Device tests multiple chemotherapy drugs in a living tumor

Seattle’s Presage Biosciences has developed a device which introduces small amounts of different chemotherapy drugs into a patient’s tumor. The tumor is inspected after removal and the most effective of the drugs are used for post-surgical chemotherapy, resulting in more efficient, personalized cancer treatments.

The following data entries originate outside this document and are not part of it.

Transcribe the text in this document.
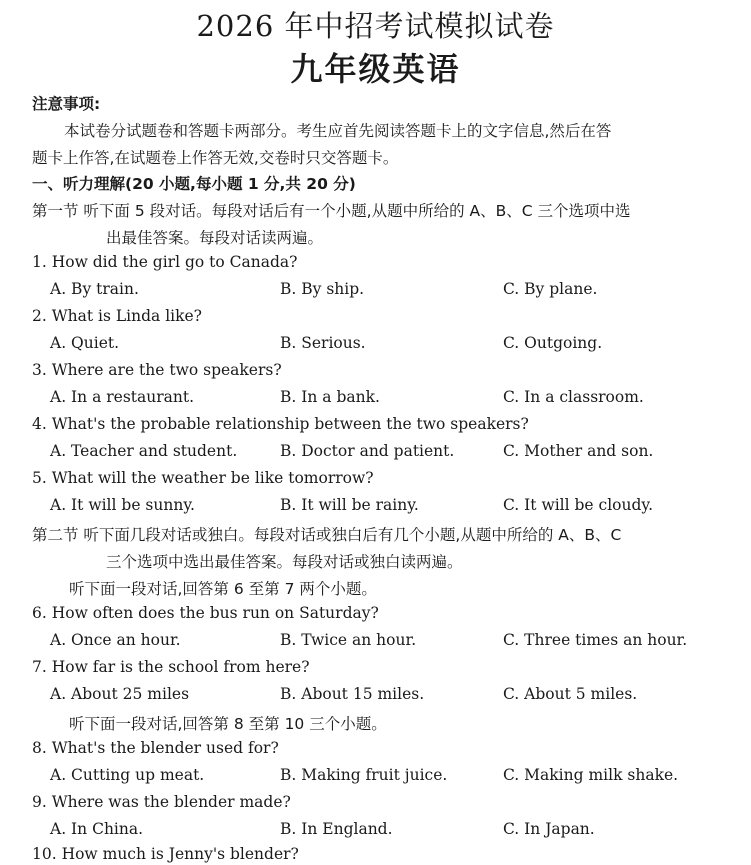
2026 年中招考试模拟试卷
九年级英语
注意事项:
本试卷分试题卷和答题卡两部分。考生应首先阅读答题卡上的文字信息,然后在答
题卡上作答,在试题卷上作答无效,交卷时只交答题卡。
一、听力理解(20 小题,每小题 1 分,共 20 分)
第一节 听下面 5 段对话。每段对话后有一个小题,从题中所给的 A、B、C 三个选项中选
出最佳答案。每段对话读两遍。
1. How did the girl go to Canada?
A. By train.	B. By ship.	C. By plane.
2. What is Linda like?
A. Quiet.	B. Serious.	C. Outgoing.
3. Where are the two speakers?
A. In a restaurant.	B. In a bank.	C. In a classroom.
4. What's the probable relationship between the two speakers?
A. Teacher and student.	B. Doctor and patient.	C. Mother and son.
5. What will the weather be like tomorrow?
A. It will be sunny.	B. It will be rainy.	C. It will be cloudy.
第二节 听下面几段对话或独白。每段对话或独白后有几个小题,从题中所给的 A、B、C
三个选项中选出最佳答案。每段对话或独白读两遍。
听下面一段对话,回答第 6 至第 7 两个小题。
6. How often does the bus run on Saturday?
A. Once an hour.	B. Twice an hour.	C. Three times an hour.
7. How far is the school from here?
A. About 25 miles	B. About 15 miles.	C. About 5 miles.
听下面一段对话,回答第 8 至第 10 三个小题。
8. What's the blender used for?
A. Cutting up meat.	B. Making fruit juice.	C. Making milk shake.
9. Where was the blender made?
A. In China.	B. In England.	C. In Japan.
10. How much is Jenny's blender?
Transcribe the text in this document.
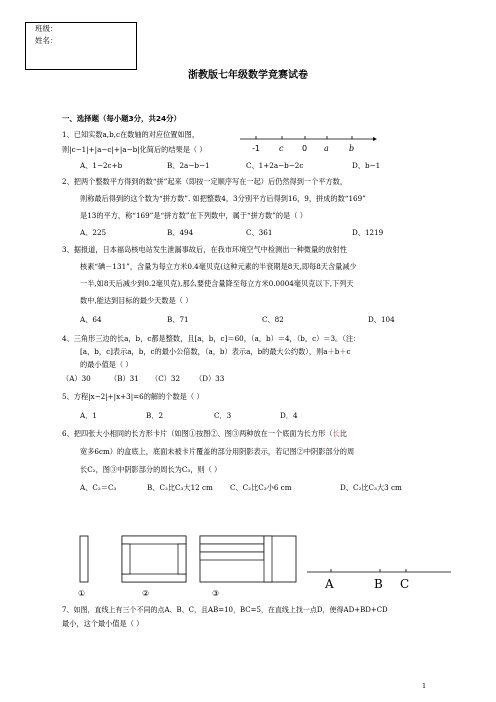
班级：
姓名：
浙教版七年级数学竞赛试卷
一、选择题（每小题3分，共24分）
1、已知实数a,b,c在数轴的对应位置如图，
则|c−1|+|a−c|+|a−b|化简后的结果是（ ）	-1 c 0 a	b
A、1−2c+b	B、2a−b−1	C、1+2a−b−2c	D、b−1
2、把两个整数平方得到的数“拼”起来（即按一定顺序写在一起）后仍然得到一个平方数，
则称最后得到的这个数为“拼方数”. 如把整数4，3分别平方后得到16，9，拼成的数“169”
是13的平方，称“169”是“拼方数”在下列数中，属于“拼方数”的是（ ）
A、225	B、494	C、361	D、1219
3、据报道，日本福岛核电站发生泄漏事故后，在我市环境空气中检测出一种微量的放射性
核素“碘－131”，含量为每立方米0.4毫贝克(这种元素的半衰期是8天,即每8天含量减少
一半,如8天后减少到0.2毫贝克),那么要使含量降至每立方米0.0004毫贝克以下,下列天
数中,能达到目标的最少天数是（ ）
A、64	B、71	C、82	D、104
4、三角形三边的长a，b，c都是整数，且[a，b，c]＝60，（a，b）＝4，（b，c）＝3。（注：
[a，b，c]表示a，b，c的最小公倍数，（a，b）表示a，b的最大公约数），则a＋b＋c
的最小值是（ ）
（A）30	（B）31 （C）32 （D）33
5、方程|x−2|+|x+3|=6的解的个数是（ ）
A．1	B．2	C．3	D．4
6、把四张大小相同的长方形卡片（如图①按图②、图③两种放在一个底面为长方形（长比
宽多6cm）的盒底上，底面未被卡片覆盖的部分用阴影表示，若记图②中阴影部分的周
长C₂，图③中阴影部分的周长为C₃，则（ ）
A、C₂＝C₃	B、C₂比C₃大12 cm C、C₂比C₃小6 cm	D、C₂比C₃大3 cm
①	②	③
A	B C
7、如图，直线上有三个不同的点A、B、C，且AB=10，BC=5，在直线上找一点D，使得AD+BD+CD
最小，这个最小值是（ ）
1
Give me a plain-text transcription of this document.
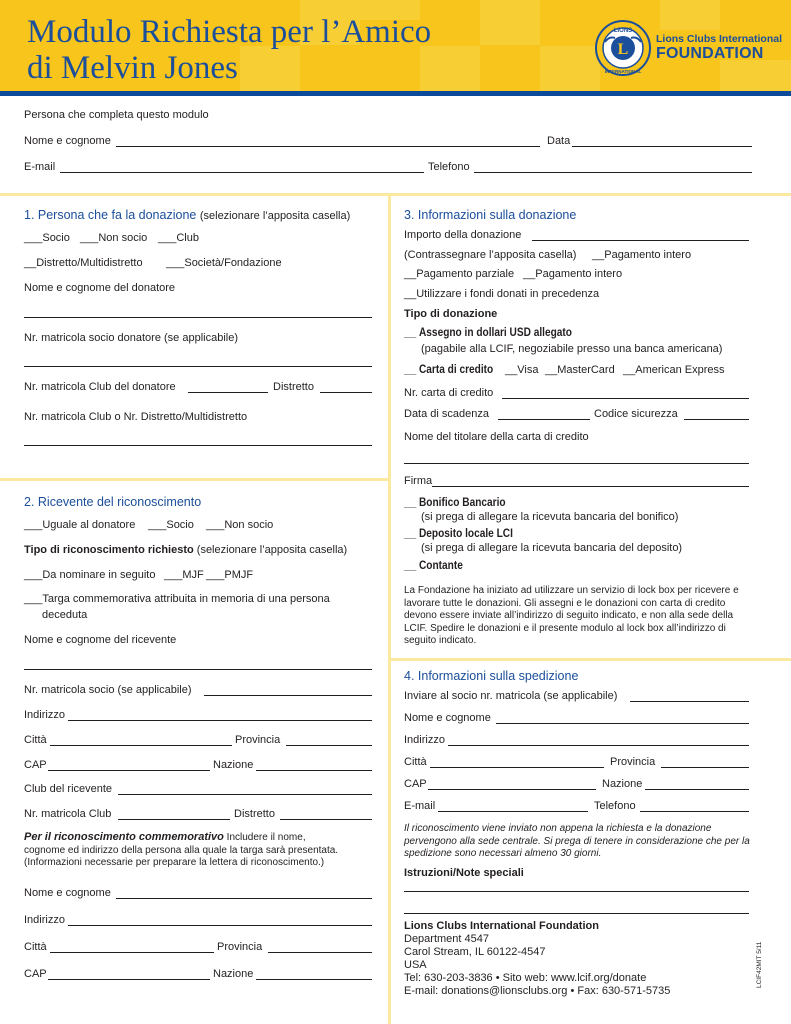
Modulo Richiesta per l’Amico
di Melvin Jones
LIONS
INTERNATIONAL
L
Lions Clubs International
FOUNDATION
Persona che completa questo modulo
Nome e cognome	Data
E-mail	Telefono
1. Persona che fa la donazione (selezionare l’apposita casella)
___Socio ___Non socio ___Club
__Distretto/Multidistretto ___Società/Fondazione
Nome e cognome del donatore
Nr. matricola socio donatore (se applicabile)
Nr. matricola Club del donatore	Distretto
Nr. matricola Club o Nr. Distretto/Multidistretto
2. Ricevente del riconoscimento
___Uguale al donatore ___Socio ___Non socio
Tipo di riconoscimento richiesto (selezionare l’apposita casella)
___Da nominare in seguito ___MJF ___PMJF
___Targa commemorativa attribuita in memoria di una persona
deceduta
Nome e cognome del ricevente
Nr. matricola socio (se applicabile)
Indirizzo
Città	Provincia
CAP	Nazione
Club del ricevente
Nr. matricola Club	Distretto
Per il riconoscimento commemorativo Includere il nome,
cognome ed indirizzo della persona alla quale la targa sarà presentata.
(Informazioni necessarie per preparare la lettera di riconoscimento.)
Nome e cognome
Indirizzo
Città	Provincia
CAP	Nazione
3. Informazioni sulla donazione
Importo della donazione
(Contrassegnare l’apposita casella) __Pagamento intero
__Pagamento parziale __Pagamento intero
__Utilizzare i fondi donati in precedenza
Tipo di donazione
__ Assegno in dollari USD allegato
(pagabile alla LCIF, negoziabile presso una banca americana)
__ Carta di credito	__Visa __MasterCard __American Express
Nr. carta di credito
Data di scadenza	Codice sicurezza
Nome del titolare della carta di credito
Firma
__ Bonifico Bancario
(si prega di allegare la ricevuta bancaria del bonifico)
__ Deposito locale LCI
(si prega di allegare la ricevuta bancaria del deposito)
__ Contante
La Fondazione ha iniziato ad utilizzare un servizio di lock box per ricevere e lavorare tutte le donazioni. Gli assegni e le donazioni con carta di credito devono essere inviate all’indirizzo di seguito indicato, e non alla sede della LCIF. Spedire le donazioni e il presente modulo al lock box all’indirizzo di seguito indicato.
4. Informazioni sulla spedizione
Inviare al socio nr. matricola (se applicabile)
Nome e cognome
Indirizzo
Città	Provincia
CAP	Nazione
E-mail	Telefono
Il riconoscimento viene inviato non appena la richiesta e la donazione pervengono alla sede centrale. Si prega di tenere in considerazione che per la spedizione sono necessari almeno 30 giorni.
Istruzioni/Note speciali
Lions Clubs International Foundation
Department 4547
Carol Stream, IL 60122-4547
USA
Tel: 630-203-3836 • Sito web: www.lcif.org/donate
E-mail: donations@lionsclubs.org • Fax: 630-571-5735
LCIF42MIT 5/11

The new device is awaiting FDA approval, but is currently being used to facilitate development of new chemotherapy drugs.
 
One of the largest challenges faced by oncologists is finding an effective treatment for a particular patient that doesn’t cause the patient undue suffering. According to Dr. Jim Olson, a pediatric neuro-oncologist and scientist at Seattle Children’s Hospital and the Fred Hutchinson Cancer Research Center. “I am sick of writing prescriptions for kids to give them experimental therapies that have a 94 percent chance of failing and that will more than likely make them sick,” says Olson, who is also the founder of Presage.
 
Presage’s new technology injects minute amounts ("about a fifth of a raindrop") of different cancer drugs into a tumor while it is still in the body. Once the tumor is removed, doctors can examine it to see which drugs killed its cancerous cells. The drugs that work best within the tumor can then be given in larger doses intravenously to fight the cancer throughout the body.
 
The picture above illustrates the clinical use of the new test. On the left is a photograph of a cross-section of a lung cancer tumor. Some time before removing the tumor, Presage’s new device was used to compare various treatments – a standard chemotherapy regime, experimental drug A, experimental drug B, and a combination of A and B.